It is up to you to choose which intravenous fluid is best in each of your surgical candidates. Here is vital information to help you decide.



Colloids are more effective than crystalloids for correcting intravascular volume deficits and for improving systemic and microcirculatory blood flow, even if the crystalloid is rapidly infused.14-17 Colloid solutions contain molecules, such as albumin, that produce a colloid osmotic (oncotic) pressure (COP) and, thus, help retain fluid within the blood vessel. Colloidal solutions can be either natural (e.g. albumin) or synthetic (e.g. dextran, hydroxyethyl starch) and are frequently categorized based on their molecular weight.

The benefits of COP

Table 2: Hydroxyethyl starch solutions
Compared with crystalloids, colloids are excellent replacement fluids because of their ability to produce COP.14,18,19 The capacity of a colloid to expand the blood volume, although variable, is directly related to its ability to increase COP (Table 2).19,20 The COP is related to the number of active particles available in solution.
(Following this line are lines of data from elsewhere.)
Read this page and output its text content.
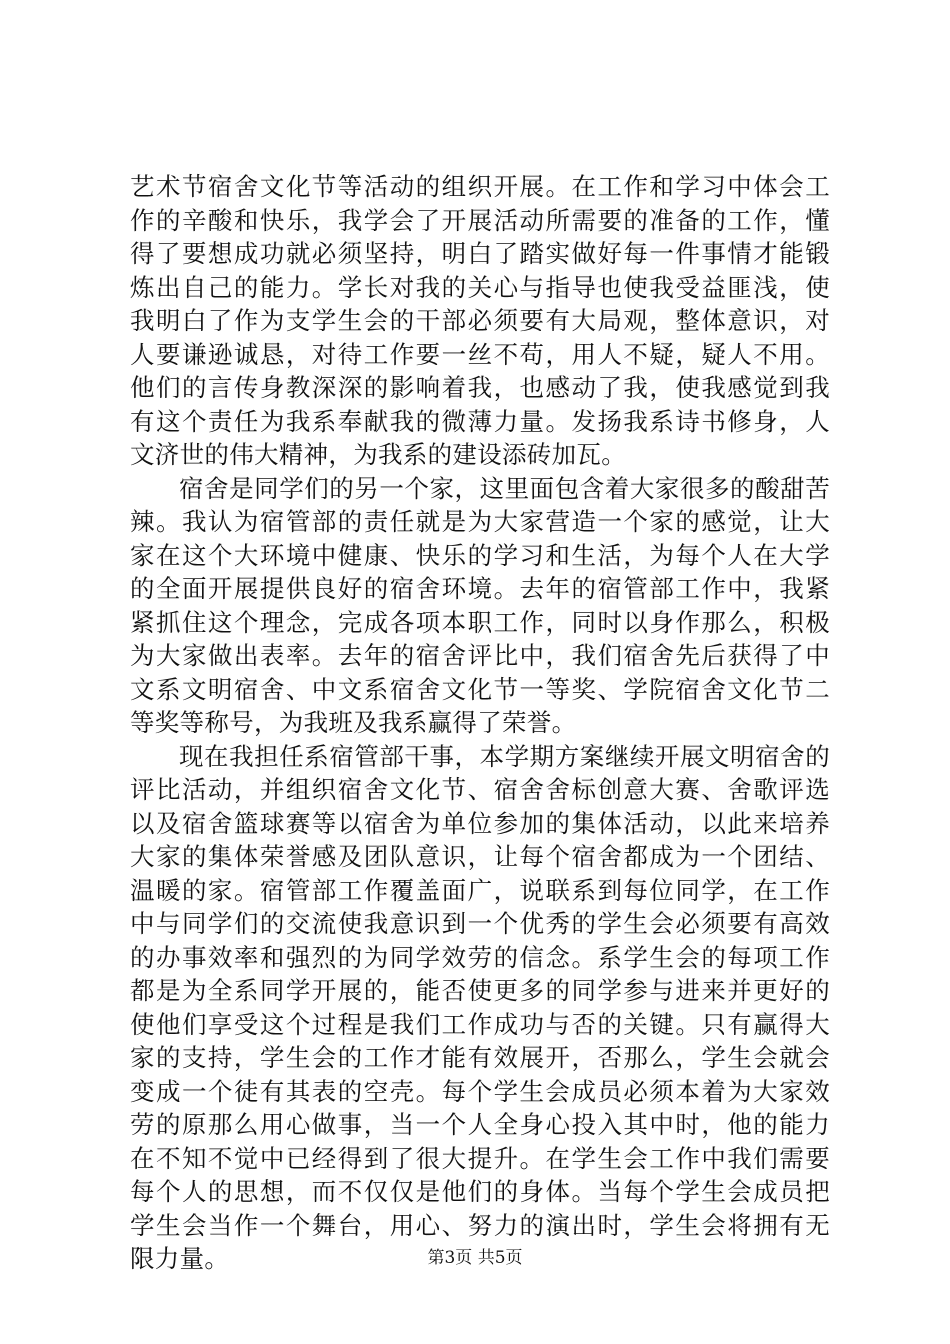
艺术节宿舍文化节等活动的组织开展。在工作和学习中体会工
作的辛酸和快乐，我学会了开展活动所需要的准备的工作，懂
得了要想成功就必须坚持，明白了踏实做好每一件事情才能锻
炼出自己的能力。学长对我的关心与指导也使我受益匪浅，使
我明白了作为支学生会的干部必须要有大局观，整体意识，对
人要谦逊诚恳，对待工作要一丝不苟，用人不疑，疑人不用。
他们的言传身教深深的影响着我，也感动了我，使我感觉到我
有这个责任为我系奉献我的微薄力量。发扬我系诗书修身，人
文济世的伟大精神，为我系的建设添砖加瓦。
宿舍是同学们的另一个家，这里面包含着大家很多的酸甜苦
辣。我认为宿管部的责任就是为大家营造一个家的感觉，让大
家在这个大环境中健康、快乐的学习和生活，为每个人在大学
的全面开展提供良好的宿舍环境。去年的宿管部工作中，我紧
紧抓住这个理念，完成各项本职工作，同时以身作那么，积极
为大家做出表率。去年的宿舍评比中，我们宿舍先后获得了中
文系文明宿舍、中文系宿舍文化节一等奖、学院宿舍文化节二
等奖等称号，为我班及我系赢得了荣誉。
现在我担任系宿管部干事，本学期方案继续开展文明宿舍的
评比活动，并组织宿舍文化节、宿舍舍标创意大赛、舍歌评选
以及宿舍篮球赛等以宿舍为单位参加的集体活动，以此来培养
大家的集体荣誉感及团队意识，让每个宿舍都成为一个团结、
温暖的家。宿管部工作覆盖面广，说联系到每位同学，在工作
中与同学们的交流使我意识到一个优秀的学生会必须要有高效
的办事效率和强烈的为同学效劳的信念。系学生会的每项工作
都是为全系同学开展的，能否使更多的同学参与进来并更好的
使他们享受这个过程是我们工作成功与否的关键。只有赢得大
家的支持，学生会的工作才能有效展开，否那么，学生会就会
变成一个徒有其表的空壳。每个学生会成员必须本着为大家效
劳的原那么用心做事，当一个人全身心投入其中时，他的能力
在不知不觉中已经得到了很大提升。在学生会工作中我们需要
每个人的思想，而不仅仅是他们的身体。当每个学生会成员把
学生会当作一个舞台，用心、努力的演出时，学生会将拥有无
限力量。	第3页 共5页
Increases in plasma COP help retain fluid in the vascular compartment and, under the right circumstances, promote fluid movement from the interstitial fluid compartment into the vascular fluid compartment (autotransfusion).

Colloids produce a greater and more sustained increase in vascular volume than crystalloids do. Notably, 70% to 80% of a crystalloid solution (COP = 0 mm Hg) is distributed into the interstitial fluid compartment within 15 to 30 minutes of its administration, while colloidal solutions produce effects that are variably sustained for hours after their administration. The colloid effects depend on their colligative and chemical properties and the integrity of the vessel wall.8,21

A look at synthetic colloids

The synthetic colloids hetastarch (e.g. Hespan—Abbott Animal Health; Hextend—Hospira, Inc.) and tetrastarch (e.g. VetStarch—Abbott Animal Health; Voluven—Hospira, Inc.) are hydroxyethyl starch solutions that vary in molecular weight, molar substitution (number of hydroxyethyl residues per glucose subunits), and the pattern of substitution of hydroxyethyl residues on glucose subunits (C2/C6 ratio).20 These properties determine the magnitude and duration of their volume-expanding effects (Table 2). Higher molecular weight, molar substitution, and C2/C6 ratios prolong plasma retention and the duration of volume-expanding effect.
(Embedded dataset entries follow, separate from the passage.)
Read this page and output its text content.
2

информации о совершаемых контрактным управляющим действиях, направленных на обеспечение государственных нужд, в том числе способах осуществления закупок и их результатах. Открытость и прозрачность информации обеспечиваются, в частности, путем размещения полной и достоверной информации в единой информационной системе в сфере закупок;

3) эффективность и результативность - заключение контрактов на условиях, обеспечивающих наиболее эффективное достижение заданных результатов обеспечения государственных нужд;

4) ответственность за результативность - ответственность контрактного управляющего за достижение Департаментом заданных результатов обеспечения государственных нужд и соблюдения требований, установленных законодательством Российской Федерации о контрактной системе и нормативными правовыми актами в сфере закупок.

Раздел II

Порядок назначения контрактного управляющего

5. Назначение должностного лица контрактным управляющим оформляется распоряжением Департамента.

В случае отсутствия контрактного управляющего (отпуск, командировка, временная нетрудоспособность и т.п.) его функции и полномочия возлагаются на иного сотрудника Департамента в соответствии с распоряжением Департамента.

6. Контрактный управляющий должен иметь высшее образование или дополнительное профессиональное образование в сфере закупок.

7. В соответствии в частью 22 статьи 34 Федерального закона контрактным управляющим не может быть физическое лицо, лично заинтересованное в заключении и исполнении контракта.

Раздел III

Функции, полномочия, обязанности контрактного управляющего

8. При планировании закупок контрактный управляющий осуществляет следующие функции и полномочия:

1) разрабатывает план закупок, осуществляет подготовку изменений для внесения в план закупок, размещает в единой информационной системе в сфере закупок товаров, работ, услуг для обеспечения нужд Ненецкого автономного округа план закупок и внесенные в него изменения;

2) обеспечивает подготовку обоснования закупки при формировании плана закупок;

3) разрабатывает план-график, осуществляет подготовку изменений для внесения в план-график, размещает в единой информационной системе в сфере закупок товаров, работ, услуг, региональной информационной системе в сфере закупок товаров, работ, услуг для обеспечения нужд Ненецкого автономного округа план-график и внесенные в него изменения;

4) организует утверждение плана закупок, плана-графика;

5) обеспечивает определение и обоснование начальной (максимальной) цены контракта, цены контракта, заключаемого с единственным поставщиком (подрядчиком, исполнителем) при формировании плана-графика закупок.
Hydroxyethyl starch solutions with lower molecular weight and molar substitution have shorter half-lives and produce fewer side effects, yet retain clinically important volume-expanding efficacy because they contain more molecules per milliliter (produce a greater COP) than a product with a high molecular weight.

Tetrastarch (4 hydroxyethyl residues per 10 glucose subunits; 4/10 = 0.4) in 0.9% sodium chloride has a mean molecular weight of 130 kDa and molar substitution of 0.4 (130/0.4). It produces immediate and sustained increases in hemodynamics with comparatively lower risk of fluid overload, coagulation derangements (factor VIII, platelet function), renal impairment, or tissue accumulation than hetastrach solutions, provided that dosing guidelines are followed.20,22-28 Tissue oxygenation is improved29 by improving microcirculatory blood flow.14,17

Note that in contrast to other commercially available hydroxyethyl starch solutions, tetrastarch (VetStarch) is approved for both the treatment and prevention of hypovolemia. Total daily doses of VetStarch should not exceed 50 ml/kg/day for most animals and 15 ml/kg/day for animals with prolonged bleeding times (prothrombin time >13 sec; partial thromboplastin time > 24 sec), reduced platelet numbers (< 50,000/ml), or elevated creatinine concentrations (> 1.8 mg/dl [157 mmol/L]).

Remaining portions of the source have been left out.